Deglutii aspramente, tossendo subito dopo e bevendo un bicchiere di succo d'arancia, per mandare giù il pancake semicrudo. «Trenta?» chiesi sbalordito, cercando di riprendermi.

Mia madre annuì, sistemando Becky sulle sue gambe per darle da mangiare. «Anche a Red Hills mi invitarono in molti. Gli americani adorano la femmina latina, è molto più calorosa rispetto a chi vive qui.» spiegò.

Spalancai la bocca, ancora incredulo per quanto avevo udito. «E perché mai hai sposato 'sto scemo?» chiesi sorpreso.

In tutta risposta, mio padre alzò la mano e mi colpì la nuca, lanciandomi una brutta occhiata. «Guarda che 'sto scemo ti ha messo al mondo, signorino.» replicò serio, senza però nascondere un pizzico di tono giocoso.

Arricciai il naso, annuendo. «Sì, sì.» dissi noncurante.

Mia madre scosse la testa, ridacchiando. «In ogni caso, ho sposato tuo padre perché lo amavo, e lo amo anche adesso. Inoltre, neanche lui era corto di belle signorine.» spiegò, facendo spallucce.

«Appunto per questo è scemo! Voglio dire, perché cavolo ti ha sposata? Nulla da togliere a te, mamma, sei una donna meravigliosa. Ma poteva avere una vita senza figli e responsabilità!» esclamai perplesso.

Mio padre rise, scuotendo la testa. «Scusaci se ci sei piombato a sedici anni quando non avevamo in programma di avere figli.» replicò divertito.

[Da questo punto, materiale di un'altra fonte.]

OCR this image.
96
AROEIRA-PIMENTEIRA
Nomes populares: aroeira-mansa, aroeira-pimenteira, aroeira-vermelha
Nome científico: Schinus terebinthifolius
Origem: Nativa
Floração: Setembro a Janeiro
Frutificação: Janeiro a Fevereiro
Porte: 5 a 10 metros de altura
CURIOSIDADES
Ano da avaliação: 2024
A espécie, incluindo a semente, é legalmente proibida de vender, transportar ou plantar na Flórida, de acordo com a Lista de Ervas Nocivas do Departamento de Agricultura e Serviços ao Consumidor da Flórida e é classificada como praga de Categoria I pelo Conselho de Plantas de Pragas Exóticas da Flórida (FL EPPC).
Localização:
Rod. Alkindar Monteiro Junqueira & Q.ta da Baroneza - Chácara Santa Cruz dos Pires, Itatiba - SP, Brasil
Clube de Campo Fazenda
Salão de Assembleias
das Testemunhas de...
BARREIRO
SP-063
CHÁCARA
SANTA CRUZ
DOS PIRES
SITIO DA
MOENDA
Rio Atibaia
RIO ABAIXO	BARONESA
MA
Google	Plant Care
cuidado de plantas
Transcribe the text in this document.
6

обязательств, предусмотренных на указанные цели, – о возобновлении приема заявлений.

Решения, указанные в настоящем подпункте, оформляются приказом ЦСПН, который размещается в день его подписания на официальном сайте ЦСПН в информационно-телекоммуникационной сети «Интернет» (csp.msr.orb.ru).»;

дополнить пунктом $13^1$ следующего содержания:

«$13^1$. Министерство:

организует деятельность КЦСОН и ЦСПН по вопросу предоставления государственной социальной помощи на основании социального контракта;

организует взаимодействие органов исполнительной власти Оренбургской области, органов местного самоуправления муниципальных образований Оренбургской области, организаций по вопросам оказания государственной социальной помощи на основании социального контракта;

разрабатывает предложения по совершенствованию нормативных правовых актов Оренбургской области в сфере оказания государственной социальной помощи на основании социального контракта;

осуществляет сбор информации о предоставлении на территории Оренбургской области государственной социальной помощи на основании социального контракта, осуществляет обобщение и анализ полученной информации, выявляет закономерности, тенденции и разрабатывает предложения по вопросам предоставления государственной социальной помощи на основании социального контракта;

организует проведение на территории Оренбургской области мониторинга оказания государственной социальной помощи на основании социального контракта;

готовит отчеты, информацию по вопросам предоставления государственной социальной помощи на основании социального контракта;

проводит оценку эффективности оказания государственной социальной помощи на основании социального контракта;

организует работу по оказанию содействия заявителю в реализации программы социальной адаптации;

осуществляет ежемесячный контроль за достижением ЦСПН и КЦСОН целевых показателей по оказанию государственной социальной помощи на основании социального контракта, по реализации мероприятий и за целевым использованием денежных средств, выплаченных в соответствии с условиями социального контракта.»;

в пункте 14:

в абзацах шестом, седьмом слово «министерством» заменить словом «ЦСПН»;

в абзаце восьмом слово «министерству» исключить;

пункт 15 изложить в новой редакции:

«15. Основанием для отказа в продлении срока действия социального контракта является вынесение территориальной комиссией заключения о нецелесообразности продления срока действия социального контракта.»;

Annuii, alzando le spalle. «Beh, in effetti sconvolgo la vita di tutti, posso capirlo.» mormorai, facendo una smorfia e allontanando il piatto. Non ne potevo più di continuare a mangiare quella gomma che mia madre spacciava per pancake.

Mia madre sospirò, guardando mio padre che sembrava sorpreso dalla mia risposta impellente e sarcastica. «Non guardarlo così, tu alla sua età eri peggio.» borbottò, alzando Becky e facendole fare il ruttino. «Comunque, non ci siamo mai pentiti di averti portato avanti. È vero, sei arrivato molto presto e ci hai un po' sconvolto le esistenze...» spiegò mia madre.